A partir do cruzamento de algumas características dos candidatos com os tópicos mais frequentes em suas plataformas, Leila Pereira mostra que em geral há concentração em temas sociais, de saúde, agrícolas, econômicos e de gestão pública, enquanto cultura e saneamento são pouco abordados. Candidatos de siglas menores de esquerda tendem a discutir mais assuntos sociais e menos temas de integração, economia e de mobilidade.Mobilidade –bem como economia, saneamento e cultura– é assunto mais explorado por candidatos que cursaram faculdade. Já a abordagem de temas sociais e educacionais não varia conforme o grau de escolarização do político. Homens falam mais de economia e integração; mulheres, de temas sociais e culturais. O foco em assuntos locais prevalece.A tese de doutoramento, orientada pelo professor do Insper Sergio Firpo, também associou os termos utilizados nas plataformas às inclinações ideológicas dos candidatos. Para tanto, recrutou a escala de classificação doutrinária de partidos definida nas pesquisas de Timothy Power e Cesar Zucco Jr. com legisladores federais. Com a metodologia Wordscores, a frequência com que cada termo aparece nos manifestos de candidaturas de legendas de esquerda, centro-esquerda, centro-direita e direita transformou-se num índice de inclinação ideológica.


Ao calcular o indicador ideológico, com base nos documentos programáticos, para cada grande partido nas eleições municipais estudadas, Leila Pereira mostrou que uma parcela importante dos candidatos a prefeito de PT e PC do B vocaliza um programa próximo à plataforma média de direita, ou ainda mais à direita dela, muito embora essas duas legendas sejam classificadas à esquerda do espectro ideológico.

Com o ferramental analítico das plataformas, o trabalho avaliou a hipótese de que limitar os gastos eleitorais de candidatos adversários tenderia a fazer as suas plataformas convergirem. A postulação é uma decorrência, elaborada pela autora, da teoria proposta por Scott Ashworth e Ethan Bueno de Mesquita, de que, quanto maiores as despesas de campanha, maior é o incentivo para que candidatos adversários distanciem-se um do outro em suas plataformas.Em 2016, foram introduzidos limites legais nas despesas de campanha municipais.

Em parte dos municípios, o dispêndio por pleiteante a prefeito não pôde ultrapassar R$ 100 mil. Na outra parcela, o teto foi acima disso e equivalente a 70% do máximo que um candidato havia gastado no pleito de 2012. No primeiro caso, fixou-se um limite estrito. No segundo, o teto foi relativo e variou de cidade para cidade.A teoria levaria a crer que, tudo o mais constante, nos municípios em que a limitação de gastos adotada foi a mais estrita, as plataformas de candidatos adversários tenderiam a se aproximar em seu conteúdo, na comparação com os municípios em que o teto de gastos foi menos rígido. Não foi o que a pesquisa de Leila Pereira detectou.

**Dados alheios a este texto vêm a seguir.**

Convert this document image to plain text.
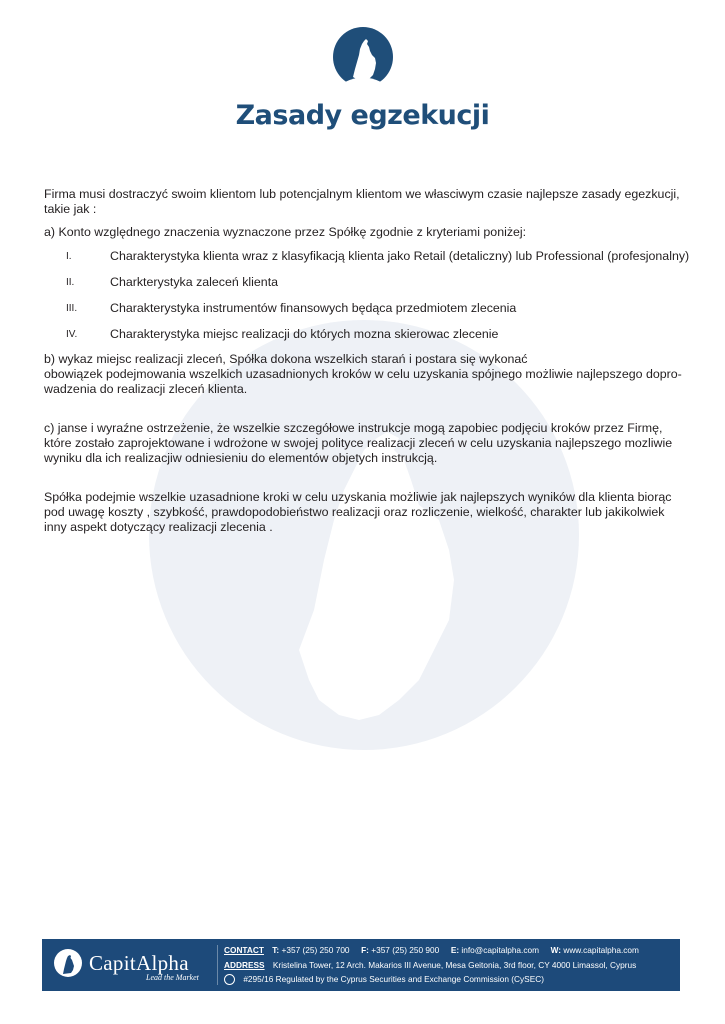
Zasady egzekucji

Firma musi dostraczyć swoim klientom lub potencjalnym klientom we własciwym czasie najlepsze zasady egezkucji, takie jak :

a) Konto względnego znaczenia wyznaczone przez Spółkę zgodnie z kryteriami poniżej:

I.	Charakterystyka klienta wraz z klasyfikacją klienta jako Retail (detaliczny) lub Professional (profesjonalny)
II.	Charkterystyka zaleceń klienta
III.	Charakterystyka instrumentów finansowych będąca przedmiotem zlecenia
IV.	Charakterystyka miejsc realizacji do których mozna skierowac zlecenie
b) wykaz miejsc realizacji zleceń, Spółka dokona wszelkich starań i postara się wykonać
obowiązek podejmowania wszelkich uzasadnionych kroków w celu uzyskania spójnego możliwie najlepszego dopro-
wadzenia do realizacji zleceń klienta.
c) janse i wyraźne ostrzeżenie, że wszelkie szczegółowe instrukcje mogą zapobiec podjęciu kroków przez Firmę,
które zostało zaprojektowane i wdrożone w swojej polityce realizacji zleceń w celu uzyskania najlepszego mozliwie
wyniku dla ich realizacjiw odniesieniu do elementów objetych instrukcją.
Spółka podejmie wszelkie uzasadnione kroki w celu uzyskania możliwie jak najlepszych wyników dla klienta biorąc
pod uwagę koszty , szybkość, prawdopodobieństwo realizacji oraz rozliczenie, wielkość, charakter lub jakikolwiek
inny aspekt dotyczący realizacji zlecenia .
CapitAlpha
Lead the Market
CONTACT T: +357 (25) 250 700 F: +357 (25) 250 900 E: info@capitalpha.com W: www.capitalpha.com
ADDRESS Kristelina Tower, 12 Arch. Makarios III Avenue, Mesa Geitonia, 3rd floor, CY 4000 Limassol, Cyprus
#295/16 Regulated by the Cyprus Securities and Exchange Commission (CySEC)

Nos testes econométricos, embasados em trabalho de Eric Avis e coautores, realizados com as plataformas depositadas na Justiça Eleitoral, um limite mais apertado de gastos não levou à convergência de propostas.Outra possibilidade aberta pelo estudo com as plataformas de campanha é a de verificar o efeito de haver na disputa um candidato à reeleição. Teoria prevê que o governante-candidato se beneficia de falar de poucos tópicos no processo eleitoral, aqueles em que a sua reputação, decantada ao longo do mandato, lhe daria vantagens sobre oponentes.

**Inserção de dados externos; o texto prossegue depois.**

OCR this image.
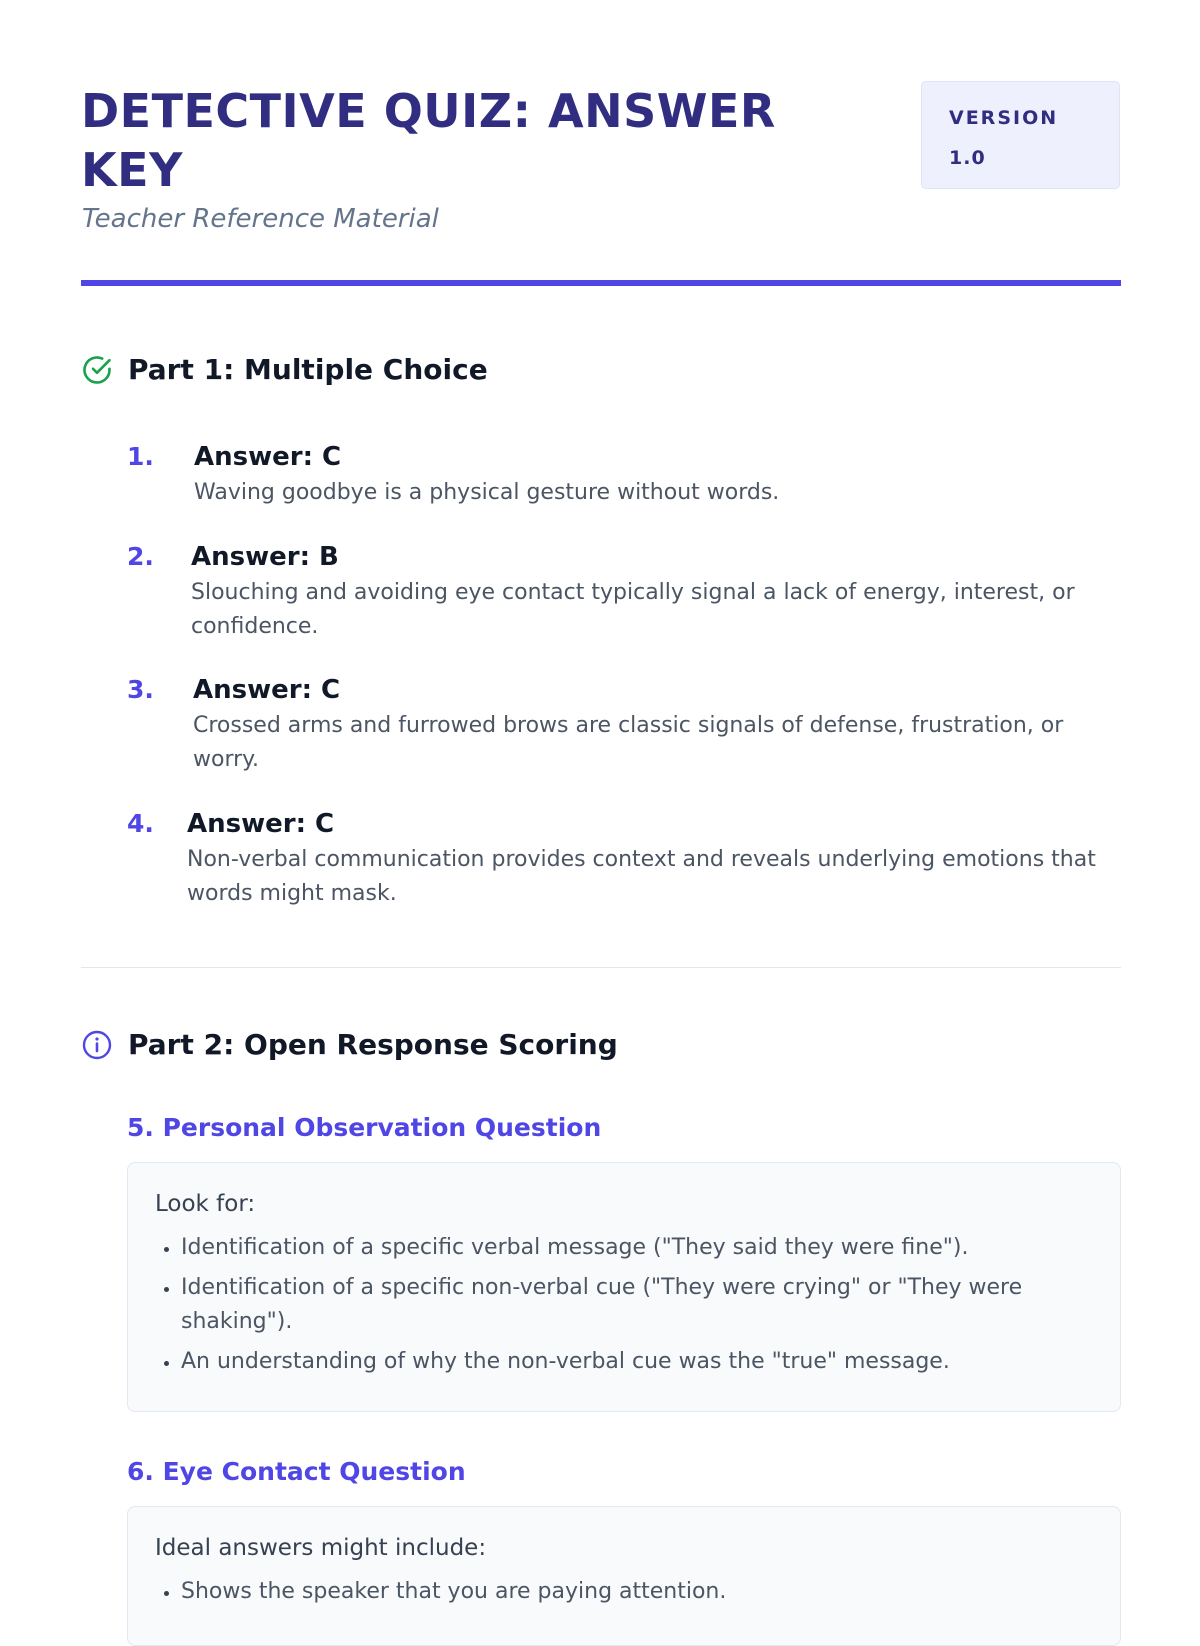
DETECTIVE QUIZ: ANSWER KEY
Teacher Reference Material
VERSION
1.0
Part 1: Multiple Choice
1.	Answer: C
Waving goodbye is a physical gesture without words.
2.	Answer: B
Slouching and avoiding eye contact typically signal a lack of energy, interest, or confidence.
3.	Answer: C
Crossed arms and furrowed brows are classic signals of defense, frustration, or worry.
4.	Answer: C
Non-verbal communication provides context and reveals underlying emotions that words might mask.
Part 2: Open Response Scoring
5. Personal Observation Question
Look for:
• Identification of a specific verbal message ("They said they were fine").
• Identification of a specific non-verbal cue ("They were crying" or "They were shaking").
• An understanding of why the non-verbal cue was the "true" message.
6. Eye Contact Question
Ideal answers might include:
• Shows the speaker that you are paying attention.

A análise de Leila Pereira acusou uma concentração dos tópicos abordados por candidatos à reeleição em suas plataformas –de 15% sobre seus competidores mais próximos. Prefeitos no cargo que concorreram em 2016 expuseram plataformas 40% mais concentradas do que as que haviam adotado no pleito anterior, de 2012. A concentração no grupo de candidatos que concorreram nas duas eleições, mas não se elegeram –utilizado como comparativo na análise— foi menor, de 20%.

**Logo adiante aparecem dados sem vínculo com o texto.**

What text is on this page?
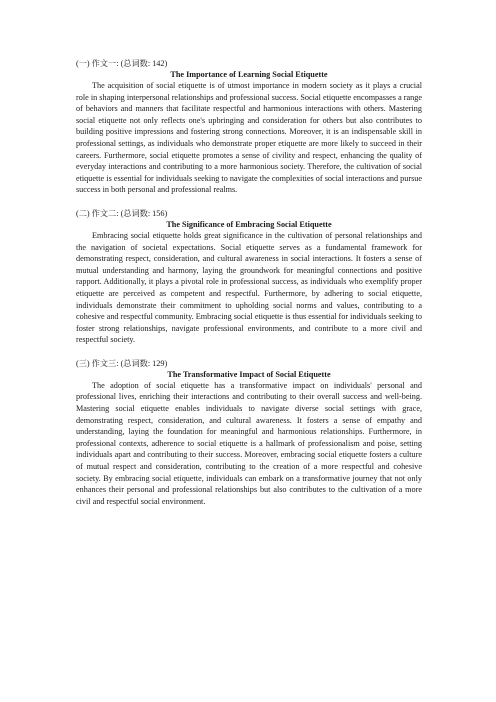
(一) 作文一: (总词数: 142)
The Importance of Learning Social Etiquette

The acquisition of social etiquette is of utmost importance in modern society as it plays a crucial role in shaping interpersonal relationships and professional success. Social etiquette encompasses a range of behaviors and manners that facilitate respectful and harmonious interactions with others. Mastering social etiquette not only reflects one's upbringing and consideration for others but also contributes to building positive impressions and fostering strong connections. Moreover, it is an indispensable skill in professional settings, as individuals who demonstrate proper etiquette are more likely to succeed in their careers. Furthermore, social etiquette promotes a sense of civility and respect, enhancing the quality of everyday interactions and contributing to a more harmonious society. Therefore, the cultivation of social etiquette is essential for individuals seeking to navigate the complexities of social interactions and pursue success in both personal and professional realms.

(二) 作文二: (总词数: 156)
The Significance of Embracing Social Etiquette

Embracing social etiquette holds great significance in the cultivation of personal relationships and the navigation of societal expectations. Social etiquette serves as a fundamental framework for demonstrating respect, consideration, and cultural awareness in social interactions. It fosters a sense of mutual understanding and harmony, laying the groundwork for meaningful connections and positive rapport. Additionally, it plays a pivotal role in professional success, as individuals who exemplify proper etiquette are perceived as competent and respectful. Furthermore, by adhering to social etiquette, individuals demonstrate their commitment to upholding social norms and values, contributing to a cohesive and respectful community. Embracing social etiquette is thus essential for individuals seeking to foster strong relationships, navigate professional environments, and contribute to a more civil and respectful society.

(三) 作文三: (总词数: 129)
The Transformative Impact of Social Etiquette

The adoption of social etiquette has a transformative impact on individuals' personal and professional lives, enriching their interactions and contributing to their overall success and well-being. Mastering social etiquette enables individuals to navigate diverse social settings with grace, demonstrating respect, consideration, and cultural awareness. It fosters a sense of empathy and understanding, laying the foundation for meaningful and harmonious relationships. Furthermore, in professional contexts, adherence to social etiquette is a hallmark of professionalism and poise, setting individuals apart and contributing to their success. Moreover, embracing social etiquette fosters a culture of mutual respect and consideration, contributing to the creation of a more respectful and cohesive society. By embracing social etiquette, individuals can embark on a transformative journey that not only enhances their personal and professional relationships but also contributes to the cultivation of a more civil and respectful social environment.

Essa concentração, entretanto, não ocorreu para os tópicos relacionados a políticas públicas. O foco se fechou em ideias como continuidade e manutenção.  Os testes que buscaram relacionar o bom desempenho do prefeito no primeiro mandato em determinadas políticas públicas com temas enfatizados na plataforma de reeleição não detectaram resultado significativo, a não ser para os assuntos educacionais.